Je ne compte plus les conventions d’entreprises ou les réunions de Comex où l’ordre du jour est de rendre l’entreprise plus entrepreneuriale. Les collaborateurs sont bombardés de messages vantant la posture entrepreneuriale. Innovez! Entreprenez! Soyez courageux! Acceptez de faire des erreurs! Soyez comme Google!
Et plus ça va, plus je me sens mal à l’aise avec cet impératif. Selon moi, il pose trois problèmes.
- Premièrement, c’est une mauvaise prescription. Les entreprises ont certes tout intérêt à développer les postures entrepreneuriales, voire des entités entrepreneuriales pour améliorer leur capacité d’innovation. Mais imaginer que tout le monde doive devenir entrepreneur est une vue de l’esprit. Imaginer que tout le monde puisse le devenir également. La solution au problème de transformation d’entreprise n’est pas que tout le monde devienne entrepreneur.

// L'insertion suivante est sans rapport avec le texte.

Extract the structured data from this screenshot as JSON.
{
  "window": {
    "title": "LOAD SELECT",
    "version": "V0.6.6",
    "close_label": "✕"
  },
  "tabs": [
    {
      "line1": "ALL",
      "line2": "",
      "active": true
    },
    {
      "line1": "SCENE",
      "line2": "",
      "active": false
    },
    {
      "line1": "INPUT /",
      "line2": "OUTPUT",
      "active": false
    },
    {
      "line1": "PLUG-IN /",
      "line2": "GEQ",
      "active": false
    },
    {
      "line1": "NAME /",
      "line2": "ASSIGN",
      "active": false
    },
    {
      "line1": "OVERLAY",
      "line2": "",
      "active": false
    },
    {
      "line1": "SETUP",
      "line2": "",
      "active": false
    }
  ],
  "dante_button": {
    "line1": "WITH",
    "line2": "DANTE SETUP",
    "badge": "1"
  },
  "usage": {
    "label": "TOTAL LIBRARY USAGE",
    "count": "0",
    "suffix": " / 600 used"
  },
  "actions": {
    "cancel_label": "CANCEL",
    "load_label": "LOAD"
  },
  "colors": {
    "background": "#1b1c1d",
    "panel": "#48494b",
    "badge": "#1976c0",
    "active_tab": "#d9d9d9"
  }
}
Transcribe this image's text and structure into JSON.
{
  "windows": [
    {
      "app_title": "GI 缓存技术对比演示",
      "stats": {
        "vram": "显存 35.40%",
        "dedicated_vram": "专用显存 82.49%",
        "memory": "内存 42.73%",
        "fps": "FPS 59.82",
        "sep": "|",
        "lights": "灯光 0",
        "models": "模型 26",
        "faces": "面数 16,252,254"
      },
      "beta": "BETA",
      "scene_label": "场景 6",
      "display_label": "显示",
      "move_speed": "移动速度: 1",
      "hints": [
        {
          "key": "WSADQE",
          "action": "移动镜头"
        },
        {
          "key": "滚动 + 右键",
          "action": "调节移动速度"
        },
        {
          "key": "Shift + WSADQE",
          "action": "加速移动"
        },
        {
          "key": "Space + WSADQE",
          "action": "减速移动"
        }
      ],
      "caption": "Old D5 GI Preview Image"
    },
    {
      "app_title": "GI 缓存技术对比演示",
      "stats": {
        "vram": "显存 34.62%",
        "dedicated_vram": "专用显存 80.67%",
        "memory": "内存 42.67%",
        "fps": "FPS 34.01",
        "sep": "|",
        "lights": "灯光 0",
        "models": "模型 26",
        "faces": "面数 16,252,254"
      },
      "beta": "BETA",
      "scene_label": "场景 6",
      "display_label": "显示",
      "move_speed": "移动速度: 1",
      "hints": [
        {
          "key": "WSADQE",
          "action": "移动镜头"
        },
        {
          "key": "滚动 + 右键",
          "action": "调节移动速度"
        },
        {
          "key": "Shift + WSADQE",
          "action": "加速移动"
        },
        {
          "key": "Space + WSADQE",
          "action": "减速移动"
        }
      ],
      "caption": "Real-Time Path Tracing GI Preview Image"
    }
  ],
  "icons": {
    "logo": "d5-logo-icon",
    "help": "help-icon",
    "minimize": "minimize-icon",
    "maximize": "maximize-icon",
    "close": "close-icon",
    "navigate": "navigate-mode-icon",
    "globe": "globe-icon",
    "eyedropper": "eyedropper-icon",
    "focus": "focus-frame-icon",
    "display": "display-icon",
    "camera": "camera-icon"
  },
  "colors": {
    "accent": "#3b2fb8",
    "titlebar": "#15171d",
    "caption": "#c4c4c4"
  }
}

- Deuxièmement, l’impératif entrepreneurial est contre-productif. Il n’est pas du tout dans l’intérêt de l’organisation que tout le monde devienne entrepreneur. Si vous fabriquez des camions ou des pizzas, la condition première de votre survie est la sortie de ces camions ou de ces pizzas en temps et en heure. Que tout le monde se mette à entreprendre et plus rien ne fonctionnera. Le ‘chaos créatif’ défendu par certains est sympa sur le papier, mais dans la réalité c’est la mort de l’entreprise. Et demander à un fabricant de pizzas de penser et agir comme Google n’est pas raisonnable; Google ne fabrique pas de pizzas.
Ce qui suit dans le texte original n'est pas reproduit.